US, China trade angry barbs at Alaska talks
US and Chinese officials have exchanged sharp rebukes in the first high-level talks between the Biden administration and China, taking place in Alaska.
Chinese officials accused the US of inciting countries "to attack China", while the US said China had "arrived intent on grandstanding".
Relations between the two superpowers are at their most strained for years.
The US has pledged to raise contentious issues such as Beijing's treatment of Uighur Muslims in Xinjiang.
The ill-tempered talks in Anchorage involved Secretary of State Antony Blinken and national security adviser Jake Sullivan on the US side, facing off with China's most senior foreign policy official, Yang Jiechi, and foreign minister Wang Yi.
In a blunt opening statement, Mr Blinken said the US would "discuss our deep concerns with actions by China, including in Xinjiang, Hong Kong, Taiwan, cyber attacks on the United States, economic coercion of our allies".
"Each of these actions threaten the rules-based order that maintains global stability," he said.
In response, Mr Yang accused Washington of using its military might and financial supremacy to suppress other countries.
"It abuses so-called notions of national security to obstruct normal trade exchanges, and incite some countries to attack China," he added.

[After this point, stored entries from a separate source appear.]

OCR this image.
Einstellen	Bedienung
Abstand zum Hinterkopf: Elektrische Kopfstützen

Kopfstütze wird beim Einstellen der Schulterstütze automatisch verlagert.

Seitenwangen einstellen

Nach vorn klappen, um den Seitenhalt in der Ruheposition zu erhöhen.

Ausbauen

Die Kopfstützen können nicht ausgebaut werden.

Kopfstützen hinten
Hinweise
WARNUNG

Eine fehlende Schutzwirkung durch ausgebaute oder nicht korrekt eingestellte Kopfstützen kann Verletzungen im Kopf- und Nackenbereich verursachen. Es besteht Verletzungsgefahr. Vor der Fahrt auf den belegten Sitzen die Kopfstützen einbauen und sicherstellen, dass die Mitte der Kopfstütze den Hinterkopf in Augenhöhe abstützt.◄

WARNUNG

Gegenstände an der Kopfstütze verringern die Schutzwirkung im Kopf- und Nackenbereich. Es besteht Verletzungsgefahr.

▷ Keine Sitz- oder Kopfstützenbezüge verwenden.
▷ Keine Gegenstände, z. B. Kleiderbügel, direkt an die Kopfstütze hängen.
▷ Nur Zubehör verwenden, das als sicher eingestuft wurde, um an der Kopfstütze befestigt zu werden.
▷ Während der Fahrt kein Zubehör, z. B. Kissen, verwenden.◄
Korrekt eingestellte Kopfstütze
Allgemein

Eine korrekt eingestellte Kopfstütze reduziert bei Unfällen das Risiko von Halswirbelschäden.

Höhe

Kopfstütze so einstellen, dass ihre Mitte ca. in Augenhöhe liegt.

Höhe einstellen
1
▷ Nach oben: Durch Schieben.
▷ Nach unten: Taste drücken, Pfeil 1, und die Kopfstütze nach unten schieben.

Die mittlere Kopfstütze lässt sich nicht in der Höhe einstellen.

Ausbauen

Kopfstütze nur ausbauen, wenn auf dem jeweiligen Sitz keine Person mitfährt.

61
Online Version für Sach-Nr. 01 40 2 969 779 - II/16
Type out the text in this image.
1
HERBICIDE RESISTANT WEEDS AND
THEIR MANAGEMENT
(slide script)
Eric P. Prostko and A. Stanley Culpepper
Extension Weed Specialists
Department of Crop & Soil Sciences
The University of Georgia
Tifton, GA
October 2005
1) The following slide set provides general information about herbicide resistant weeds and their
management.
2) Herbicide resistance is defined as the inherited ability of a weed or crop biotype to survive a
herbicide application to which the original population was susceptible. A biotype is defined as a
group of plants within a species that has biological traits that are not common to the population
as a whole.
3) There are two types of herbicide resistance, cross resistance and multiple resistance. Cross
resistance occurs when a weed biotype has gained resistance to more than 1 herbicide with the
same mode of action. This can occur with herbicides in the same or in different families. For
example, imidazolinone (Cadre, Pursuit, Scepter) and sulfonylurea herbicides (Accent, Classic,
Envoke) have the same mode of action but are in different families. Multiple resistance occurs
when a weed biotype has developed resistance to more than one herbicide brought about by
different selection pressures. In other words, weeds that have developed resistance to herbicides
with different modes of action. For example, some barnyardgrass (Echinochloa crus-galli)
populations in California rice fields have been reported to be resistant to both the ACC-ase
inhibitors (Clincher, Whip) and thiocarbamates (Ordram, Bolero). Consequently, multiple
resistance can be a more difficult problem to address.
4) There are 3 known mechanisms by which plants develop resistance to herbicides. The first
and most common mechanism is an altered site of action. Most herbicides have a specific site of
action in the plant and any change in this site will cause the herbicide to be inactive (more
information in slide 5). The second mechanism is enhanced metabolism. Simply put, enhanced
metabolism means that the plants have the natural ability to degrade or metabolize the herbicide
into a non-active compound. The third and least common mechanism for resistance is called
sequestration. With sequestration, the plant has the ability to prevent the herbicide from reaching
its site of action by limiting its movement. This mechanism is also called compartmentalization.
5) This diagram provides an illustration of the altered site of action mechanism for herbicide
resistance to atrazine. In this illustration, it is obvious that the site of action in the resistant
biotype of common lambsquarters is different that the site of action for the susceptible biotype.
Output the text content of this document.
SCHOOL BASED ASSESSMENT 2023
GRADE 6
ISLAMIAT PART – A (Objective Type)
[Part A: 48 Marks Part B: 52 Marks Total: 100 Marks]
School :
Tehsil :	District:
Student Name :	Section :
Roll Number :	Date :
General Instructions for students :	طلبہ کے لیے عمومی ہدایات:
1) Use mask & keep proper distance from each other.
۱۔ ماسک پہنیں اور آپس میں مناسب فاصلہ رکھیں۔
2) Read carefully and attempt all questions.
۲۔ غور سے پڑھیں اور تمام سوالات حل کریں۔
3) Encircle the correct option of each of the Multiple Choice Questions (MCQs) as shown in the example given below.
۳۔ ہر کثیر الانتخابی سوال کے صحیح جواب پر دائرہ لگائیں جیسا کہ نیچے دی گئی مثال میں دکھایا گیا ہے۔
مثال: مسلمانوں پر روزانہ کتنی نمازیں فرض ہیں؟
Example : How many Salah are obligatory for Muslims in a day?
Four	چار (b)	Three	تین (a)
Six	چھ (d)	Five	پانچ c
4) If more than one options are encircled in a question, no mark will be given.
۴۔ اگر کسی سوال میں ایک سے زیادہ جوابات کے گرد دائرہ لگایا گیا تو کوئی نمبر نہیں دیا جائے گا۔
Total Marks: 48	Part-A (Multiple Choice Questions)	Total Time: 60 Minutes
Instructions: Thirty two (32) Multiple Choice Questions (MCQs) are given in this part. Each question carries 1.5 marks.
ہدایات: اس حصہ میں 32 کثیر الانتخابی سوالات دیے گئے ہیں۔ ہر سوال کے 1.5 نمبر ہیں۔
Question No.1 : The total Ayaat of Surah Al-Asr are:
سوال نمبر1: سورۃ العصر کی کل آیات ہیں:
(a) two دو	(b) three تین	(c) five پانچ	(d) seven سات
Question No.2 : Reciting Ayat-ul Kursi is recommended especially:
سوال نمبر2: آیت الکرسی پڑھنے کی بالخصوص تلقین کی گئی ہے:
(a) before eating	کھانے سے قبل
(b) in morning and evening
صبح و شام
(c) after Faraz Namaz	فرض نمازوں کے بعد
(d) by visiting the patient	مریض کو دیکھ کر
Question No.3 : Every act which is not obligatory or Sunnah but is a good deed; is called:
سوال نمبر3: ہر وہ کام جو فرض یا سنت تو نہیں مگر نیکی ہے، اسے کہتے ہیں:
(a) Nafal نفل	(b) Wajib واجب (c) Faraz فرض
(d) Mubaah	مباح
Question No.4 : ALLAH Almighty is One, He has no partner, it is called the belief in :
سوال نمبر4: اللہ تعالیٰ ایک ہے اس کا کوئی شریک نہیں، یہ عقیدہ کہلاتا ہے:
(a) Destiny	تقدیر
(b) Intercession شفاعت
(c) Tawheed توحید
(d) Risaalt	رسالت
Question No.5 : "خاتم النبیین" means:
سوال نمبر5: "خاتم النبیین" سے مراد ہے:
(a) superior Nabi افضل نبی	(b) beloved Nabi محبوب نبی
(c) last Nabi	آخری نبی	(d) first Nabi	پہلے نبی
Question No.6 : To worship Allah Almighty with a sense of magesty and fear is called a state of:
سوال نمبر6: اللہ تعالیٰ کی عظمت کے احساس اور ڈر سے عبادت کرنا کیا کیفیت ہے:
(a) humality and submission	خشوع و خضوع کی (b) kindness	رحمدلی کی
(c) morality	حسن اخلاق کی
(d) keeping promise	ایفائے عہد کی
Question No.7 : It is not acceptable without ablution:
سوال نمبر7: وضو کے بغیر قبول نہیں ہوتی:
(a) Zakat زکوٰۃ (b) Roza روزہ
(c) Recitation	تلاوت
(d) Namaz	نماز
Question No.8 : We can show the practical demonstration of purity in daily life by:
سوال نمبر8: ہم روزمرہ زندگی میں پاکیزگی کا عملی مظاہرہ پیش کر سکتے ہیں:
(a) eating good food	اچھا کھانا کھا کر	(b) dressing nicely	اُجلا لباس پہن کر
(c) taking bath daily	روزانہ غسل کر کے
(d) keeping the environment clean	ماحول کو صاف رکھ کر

Mr Yang said human rights in the US were at a low point, with black Americans being "slaughtered".
Mr Sullivan hit back, saying Washington did not seek a conflict with China, but added: "We will always stand up for our principles for our people, and for our friends."
The exchange, which took place in front of the world's media, went on for more than an hour.
Afterwards, the US delegation accused China of violating the agreed protocol of two minutes of opening remarks by each side.
"The Chinese delegation... seems to have arrived intent on grandstanding, focused on public theatrics and dramatics over substance," a senior administration official said.
The official said the US would continue with the talks as planned, adding that "exaggerated diplomatic presentations often are aimed at a domestic audience".
In later remarks via state media, Chinese officials said it had been the US, not China, that had violated protocol by exceeding the agreed time in opening remarks. They accused the US of making a "groundless attack on China's domestic and foreign policies".
On a more positive note, it quoted Mr Yang as saying that "serious difficulties in China-US relations in the past should not continue".
The BBC's Barbara Plett Usher says the talks are the first chance for the Biden administration to show how it intends to deal with what Mr Blinken has called "the biggest geopolitical test of the 21st century".
China is looking for a reset after relations hit rock bottom under the Trump administration, our correspondent adds. Mr Wang has said that Beijing is ready to reopen "constructive dialogue."